Justyna Koeke

Hitting and Hitting back

Installation/Fotografie/Video

Opening: 4.11.2011, 19 h

Exhibition: 5.11.-3.12.2011

Hoc est corpus meum!

War es in der Vergangenheit Provokant, sich nackt in Kunsträumen zu zeigen, sich autoaggressiv zu quälen, oder vor dem Publikum zu masturbieren, gegen Galeriewände zu pissen, zu ejakulieren, oder sie zu penetrieren, so ist die sexuelle Revolution an einen Punkt gekommen, wo sie die Kunst eigentlich nicht mehr als Partner braucht. So bitter diese Wahrheit für viele Künstler klingen mag: Die Sexualität ist jetzt befreit und die Sex-Industrie in der Darstellung von Nacktheit und sexuellen Praktiken der Kunst in der Regel immer eine Nasenlänge voraus. Es bleiben die Grauzonen übrig: die Erotik, die Magie und die Abwesenheit von etwas.

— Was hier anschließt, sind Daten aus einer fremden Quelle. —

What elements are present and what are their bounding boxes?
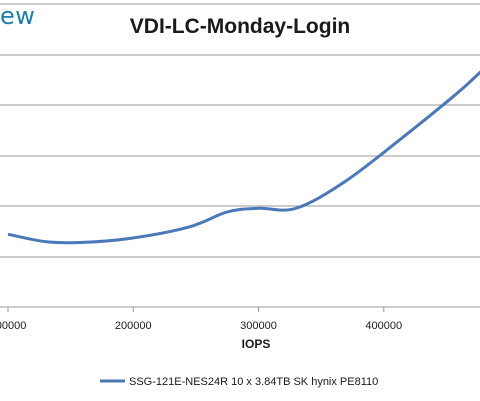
x-axis-label: IOPS (242, 337, 271, 351)
x-tick-label: 300000 (240, 320, 277, 332)
series-layer (7, 70, 480, 245)
gridlines (0, 3, 480, 308)
legend-label: SSG-121E-NES24R 10 x 3.84TB SK hynix PE8… (129, 376, 378, 388)
x-tick-label: 100000 (0, 320, 26, 332)
legend: SSG-121E-NES24R 10 x 3.84TB SK hynix PE8… (100, 376, 378, 388)
x-axis-ticks: 100000 200000 300000 400000 (0, 307, 402, 332)
x-tick-label: 200000 (115, 320, 152, 332)
chart-title: VDI-LC-Monday-Login (130, 15, 350, 38)
series-line (7, 70, 480, 245)
brand-logo-text: ew (0, 2, 36, 30)
x-tick-label: 400000 (365, 320, 402, 332)
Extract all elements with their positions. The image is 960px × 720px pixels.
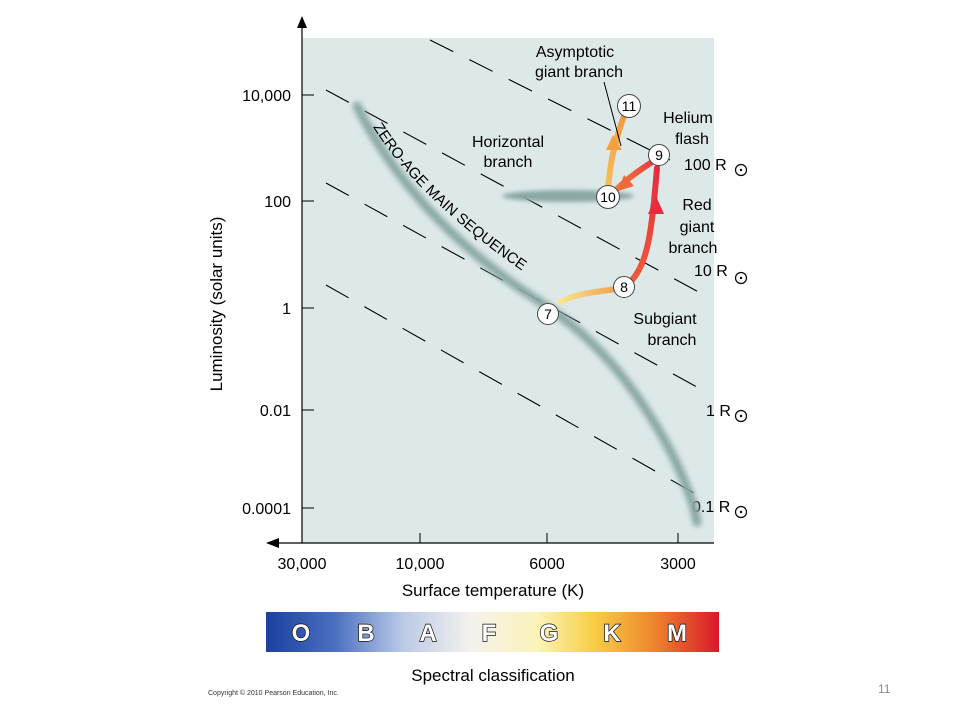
stage-9: 9 xyxy=(648,144,670,166)
agb-leader-line xyxy=(603,81,622,147)
y-axis-arrow xyxy=(297,16,307,28)
stage-9-label: 9 xyxy=(655,147,663,163)
y-tick-label: 100 xyxy=(264,194,291,211)
spectral-class-m: M xyxy=(667,620,687,647)
plot-area xyxy=(302,38,714,543)
spectral-class-b: B xyxy=(357,620,374,647)
sun-symbol-dot xyxy=(739,276,743,280)
stage-8: 8 xyxy=(613,276,635,298)
agb-label-line2: giant branch xyxy=(535,64,623,81)
sun-symbol xyxy=(734,163,748,177)
horizontal-branch-label-line2: branch xyxy=(484,154,533,171)
sun-symbol xyxy=(734,505,748,519)
x-tick-label: 30,000 xyxy=(278,556,327,573)
sun-symbol-dot xyxy=(739,168,743,172)
stage-11-label: 11 xyxy=(622,98,637,114)
helium-flash-label-line2: flash xyxy=(675,131,709,148)
spectral-classes: O B A F G K M xyxy=(291,619,688,647)
red-giant-label-line2: giant xyxy=(680,219,715,236)
radius-label: 10 R xyxy=(694,263,728,280)
y-tick-label: 10,000 xyxy=(242,88,291,105)
spectral-class-o: O xyxy=(292,620,311,647)
copyright-notice: Copyright © 2010 Pearson Education, Inc. xyxy=(208,690,339,697)
radius-line-0.1 xyxy=(325,284,711,503)
stage-8-label: 8 xyxy=(620,279,628,295)
radius-line-100 xyxy=(429,39,671,161)
region-labels: Asymptotic giant branch Horizontal branc… xyxy=(472,44,717,349)
red-giant-label-line1: Red xyxy=(682,197,711,214)
spectral-class-k: K xyxy=(603,620,621,647)
subgiant-label-line1: Subgiant xyxy=(633,311,697,328)
sun-symbol-dot xyxy=(739,414,743,418)
horizontal-branch-label-line1: Horizontal xyxy=(472,134,544,151)
radius-labels: 100 R 10 R 1 R 0.1 R xyxy=(684,157,748,519)
subgiant-label-line2: branch xyxy=(648,332,697,349)
main-sequence-band xyxy=(352,101,702,527)
helium-flash-label-line1: Helium xyxy=(663,110,713,127)
stage-10-label: 10 xyxy=(600,189,616,205)
y-ticks: 10,000 100 1 0.01 0.0001 xyxy=(242,88,314,518)
x-axis-label: Surface temperature (K) xyxy=(402,581,584,600)
agb-label-line1: Asymptotic xyxy=(536,44,614,61)
red-giant-track xyxy=(629,165,660,283)
y-tick-label: 0.0001 xyxy=(242,501,291,518)
slide-number: 11 xyxy=(878,682,891,696)
spectral-bar: O B A F G K M Spectral classification xyxy=(266,612,719,685)
sun-symbol xyxy=(734,409,748,423)
radius-label: 1 R xyxy=(706,403,731,420)
x-tick-label: 10,000 xyxy=(396,556,445,573)
red-giant-label-line3: branch xyxy=(669,240,718,257)
stage-11: 11 xyxy=(617,94,641,118)
y-axis-label: Luminosity (solar units) xyxy=(207,217,226,392)
agb-arrowhead xyxy=(606,135,622,150)
spectral-class-f: F xyxy=(482,620,497,647)
x-tick-label: 3000 xyxy=(660,556,696,573)
y-tick-label: 0.01 xyxy=(260,403,291,420)
spectral-label: Spectral classification xyxy=(411,666,574,685)
stage-7: 7 xyxy=(537,303,559,325)
x-tick-label: 6000 xyxy=(529,556,565,573)
radius-label: 0.1 R xyxy=(692,499,730,516)
helium-flash-arrowhead xyxy=(618,175,634,191)
stage-10: 10 xyxy=(596,185,620,209)
radius-line-1 xyxy=(325,182,707,393)
y-tick-label: 1 xyxy=(282,301,291,318)
x-axis-arrow xyxy=(266,538,279,548)
spectral-class-a: A xyxy=(419,620,436,647)
spectral-gradient xyxy=(266,612,719,652)
sun-symbol-dot xyxy=(739,510,743,514)
sun-symbol xyxy=(734,271,748,285)
red-giant-arrowhead xyxy=(648,196,664,214)
stage-markers: 7 8 9 10 11 xyxy=(537,94,670,325)
spectral-class-g: G xyxy=(540,620,559,647)
stage-7-label: 7 xyxy=(544,306,552,322)
radius-label: 100 R xyxy=(684,157,727,174)
x-ticks: 30,000 10,000 6000 3000 xyxy=(278,533,696,573)
agb-track xyxy=(605,113,627,191)
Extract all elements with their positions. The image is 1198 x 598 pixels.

Justyna Koeke hat dennoch den Körper als Hauptthema ihrer Performances, Skulpturen und Installationen gewählt, doch kippt in ihrer Arbeit das all-is-visible des Porno-Zeitalters, indem die Figuren nicht entblößt, sondern verschleiert werden. Auf diese Weise versucht sie dem Menschen ein Geheimnis zurückzugeben, nicht etwa in einer gotischen Spielart, nicht als Gewandgestalt, sondern ihn zu verhüllen, ohne ihn zu entkörperlichen: Ihre Kunst ist voll sexueller Anspielungen bei denen aber das Hauptanliegen bleibt, die zersplitterten Teile Körper und Seele und die Magie von Sexualität und Liebe wieder zusammen zu führen. Symbolisiert wird dies dadurch, dass sie nicht nur der Körper, sondern auch das Gesicht, Träger der Seele, verhüllt, sich beide Teile aber in Fragmenten zeigen: Der Körper durch die meist körperbetonte Silhouette, die Seele durch die freigelegten Augen. Im Deutschen existiert ja das wunderschöne Wort „Leib“, der die Seele nie von dem Körper ausschließt – hoc est corpus meum, das ist mein Leib! Gott ist durch Jesus Fleisch und damit sichtbar geworden. Um die Menschheit zu erlösen, wurde Gott selber Mensch und hat sich für diesen Auftrag zum Menschen gestreckt. Justine Koeke verkehrte das und sagte: „Gott ist unsichtbar“, warum also nicht auch der Mensch? Wenn der Mensch sich verschleiert und damit die Absenz des persönlichen Ausdrucks betont, streckt er sich zu Gott und lässt offen, wer er ist. Er bietet dem Betrachter an, ein Mysterium für ihn zu sein, in das er seine eigenen Fragen und Wünsche projizieren kann. Er wird unfassbar und vieldeutig. Ein Alien, ein Tier, eine attraktive Form, eine Fantasiefigur, eine Kunstfigur, reine Farbe in der Umgebung?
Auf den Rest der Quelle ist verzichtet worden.